Officials with the Pakistan Association Dubai (PAD) said having a roof of any kind was vital for the millions left homeless in two weeks of flooding that has killed 1,500 people. "It is like the end of the world for people there," said Inayat ur Rahman, PAD's acting general secretary. "There are millions and millions homeless and the rain has not stopped. Tents are badly needed because people have no shelter, their homes are completely destroyed." The organisation has collected Dh300,000 in cash for distribution in flood-hit areas. The UN has described the scale of the physical disaster - with 14 million people affected - as worse than that of the 2004 Asian tsunami.
Some two million people in the Dir and Chatral districts of north Pakistan and large parts of Swat were cut off, with little aid reaching them after floods destroyed 17 bridges. Pakistani expatriates in Dubai have pitched in with supplies and cash contributions during the past week. Candles, torches, plastic buckets, food, drinking water and filtration equipment remain on the priority list, Mr ur Rehman said. Pad has also appealed for more volunteers to help sort supplies.
"We need as many people as possible to come forward," he said. "Clothes need to be sorted out according to age and sex." Pad's work timings during Ramadan are from noon to midnight.

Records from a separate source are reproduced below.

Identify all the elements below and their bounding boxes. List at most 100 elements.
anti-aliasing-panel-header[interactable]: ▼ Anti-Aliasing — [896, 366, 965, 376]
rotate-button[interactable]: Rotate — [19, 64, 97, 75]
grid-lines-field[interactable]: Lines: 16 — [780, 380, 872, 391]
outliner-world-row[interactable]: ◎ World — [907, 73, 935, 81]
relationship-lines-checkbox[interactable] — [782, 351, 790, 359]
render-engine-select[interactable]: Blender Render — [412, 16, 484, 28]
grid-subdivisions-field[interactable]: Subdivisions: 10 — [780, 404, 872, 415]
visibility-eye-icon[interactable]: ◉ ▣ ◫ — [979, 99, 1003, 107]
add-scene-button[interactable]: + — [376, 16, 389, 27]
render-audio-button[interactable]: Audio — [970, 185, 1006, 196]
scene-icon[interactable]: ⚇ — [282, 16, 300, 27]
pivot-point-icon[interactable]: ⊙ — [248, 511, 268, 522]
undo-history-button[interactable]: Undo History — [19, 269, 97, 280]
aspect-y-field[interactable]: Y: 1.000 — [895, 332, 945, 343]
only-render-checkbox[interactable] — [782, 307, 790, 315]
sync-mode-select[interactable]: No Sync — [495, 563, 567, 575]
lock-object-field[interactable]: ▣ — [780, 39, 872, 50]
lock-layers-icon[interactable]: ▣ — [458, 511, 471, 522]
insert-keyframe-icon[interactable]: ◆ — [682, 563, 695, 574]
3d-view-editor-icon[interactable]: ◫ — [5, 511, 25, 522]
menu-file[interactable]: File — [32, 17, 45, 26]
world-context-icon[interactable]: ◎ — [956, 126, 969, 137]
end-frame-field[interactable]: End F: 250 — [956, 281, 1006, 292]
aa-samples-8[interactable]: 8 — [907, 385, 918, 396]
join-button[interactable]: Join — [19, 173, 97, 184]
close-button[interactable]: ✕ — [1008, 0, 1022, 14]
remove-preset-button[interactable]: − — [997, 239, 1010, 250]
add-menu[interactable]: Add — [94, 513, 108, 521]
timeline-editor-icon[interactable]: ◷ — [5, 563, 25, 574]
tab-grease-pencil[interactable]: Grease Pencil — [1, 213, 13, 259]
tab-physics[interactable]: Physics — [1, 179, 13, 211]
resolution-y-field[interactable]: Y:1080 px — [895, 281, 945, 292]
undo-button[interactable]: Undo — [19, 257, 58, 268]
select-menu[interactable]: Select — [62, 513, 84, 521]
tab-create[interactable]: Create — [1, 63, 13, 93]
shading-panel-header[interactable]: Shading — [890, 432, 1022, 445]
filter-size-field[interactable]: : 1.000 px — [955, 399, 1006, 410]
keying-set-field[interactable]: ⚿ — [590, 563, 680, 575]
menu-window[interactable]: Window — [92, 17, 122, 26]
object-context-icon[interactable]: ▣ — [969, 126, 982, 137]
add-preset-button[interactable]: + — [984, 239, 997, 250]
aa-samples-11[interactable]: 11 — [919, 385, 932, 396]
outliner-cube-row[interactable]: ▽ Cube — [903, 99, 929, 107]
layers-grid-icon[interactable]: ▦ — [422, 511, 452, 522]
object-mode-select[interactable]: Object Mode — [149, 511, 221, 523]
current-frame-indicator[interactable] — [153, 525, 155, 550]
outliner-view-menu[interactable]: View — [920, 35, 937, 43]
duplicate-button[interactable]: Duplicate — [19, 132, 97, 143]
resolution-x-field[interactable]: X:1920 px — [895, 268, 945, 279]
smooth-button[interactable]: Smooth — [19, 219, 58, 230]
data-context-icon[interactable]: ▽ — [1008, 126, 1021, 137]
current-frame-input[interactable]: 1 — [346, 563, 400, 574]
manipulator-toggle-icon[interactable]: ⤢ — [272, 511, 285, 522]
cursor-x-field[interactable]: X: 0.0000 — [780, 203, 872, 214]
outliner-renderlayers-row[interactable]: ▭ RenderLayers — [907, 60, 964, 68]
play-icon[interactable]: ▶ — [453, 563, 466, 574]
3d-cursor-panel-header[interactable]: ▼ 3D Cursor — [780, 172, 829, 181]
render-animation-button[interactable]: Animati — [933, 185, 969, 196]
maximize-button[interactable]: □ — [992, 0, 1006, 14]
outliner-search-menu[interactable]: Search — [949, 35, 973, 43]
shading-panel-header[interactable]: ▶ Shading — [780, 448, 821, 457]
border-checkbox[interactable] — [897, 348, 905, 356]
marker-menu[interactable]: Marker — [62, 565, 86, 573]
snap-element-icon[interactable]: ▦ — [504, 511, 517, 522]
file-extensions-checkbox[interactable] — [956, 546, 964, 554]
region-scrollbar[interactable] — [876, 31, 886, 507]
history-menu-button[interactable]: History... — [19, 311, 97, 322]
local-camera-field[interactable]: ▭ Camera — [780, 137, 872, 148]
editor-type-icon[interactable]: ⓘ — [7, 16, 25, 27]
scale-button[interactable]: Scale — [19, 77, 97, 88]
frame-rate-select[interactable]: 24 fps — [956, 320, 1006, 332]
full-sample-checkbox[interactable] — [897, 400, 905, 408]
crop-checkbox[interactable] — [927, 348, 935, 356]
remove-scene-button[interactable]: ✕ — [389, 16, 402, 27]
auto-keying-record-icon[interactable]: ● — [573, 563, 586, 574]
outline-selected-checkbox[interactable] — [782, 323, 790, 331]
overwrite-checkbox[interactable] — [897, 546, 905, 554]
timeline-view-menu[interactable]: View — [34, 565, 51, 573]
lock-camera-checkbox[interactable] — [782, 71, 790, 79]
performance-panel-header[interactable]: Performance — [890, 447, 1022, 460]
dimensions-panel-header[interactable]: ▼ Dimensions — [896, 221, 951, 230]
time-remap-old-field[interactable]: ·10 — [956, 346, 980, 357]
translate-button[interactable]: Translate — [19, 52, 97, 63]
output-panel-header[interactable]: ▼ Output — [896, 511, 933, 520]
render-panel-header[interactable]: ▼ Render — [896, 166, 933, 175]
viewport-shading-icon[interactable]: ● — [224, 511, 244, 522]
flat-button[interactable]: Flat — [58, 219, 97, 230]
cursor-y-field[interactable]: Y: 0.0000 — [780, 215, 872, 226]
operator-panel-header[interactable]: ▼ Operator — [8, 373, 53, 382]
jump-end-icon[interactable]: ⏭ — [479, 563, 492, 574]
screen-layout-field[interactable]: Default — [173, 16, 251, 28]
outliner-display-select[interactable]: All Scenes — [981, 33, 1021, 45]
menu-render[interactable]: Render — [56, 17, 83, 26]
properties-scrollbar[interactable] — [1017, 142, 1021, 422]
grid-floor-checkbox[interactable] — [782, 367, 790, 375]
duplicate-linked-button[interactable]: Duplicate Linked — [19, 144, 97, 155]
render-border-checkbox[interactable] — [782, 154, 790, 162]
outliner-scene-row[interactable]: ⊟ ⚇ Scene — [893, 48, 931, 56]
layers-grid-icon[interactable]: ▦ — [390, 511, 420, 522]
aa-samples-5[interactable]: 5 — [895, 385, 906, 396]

Kevin Maher, who is from the US, his wife and a Pakistani colleague were among the few volunteers packing cartons on Wednesday morning at Pad's office in Bur Dubai on Oud Metha Road. "The piles are not moving quickly enough," he said. "They could use more volunteers. Ten to 20 people coming in for a couple of hours will clean it up."
Mr Maher, who works with the US telecommunications firm AT&T, and his wife, a professor at the American University in Dubai, said they volunteered after reading an appeal in The National. Iqbal Khalil, the director of the Lahore-based aid group Al-Khidmat, spent three days with about 1,000 volunteers distributing food, water and setting up water filtration plants in the northern Peshawar and Charasadda districts. He said the true nature of the disaster was only now unfolding.
"People are stuck on rooftops in Swat [province]," he said. "The army is trying to rescue them but the number of boats is too small. Millions are still stranded and help must reach them quickly." The United Nations and its partners in Pakistan will require close to US$460 million over the coming weeks to meet the humanitarian needs there, the Office for the Coordination of Humanitarian Affairs, said in a statement yesterday.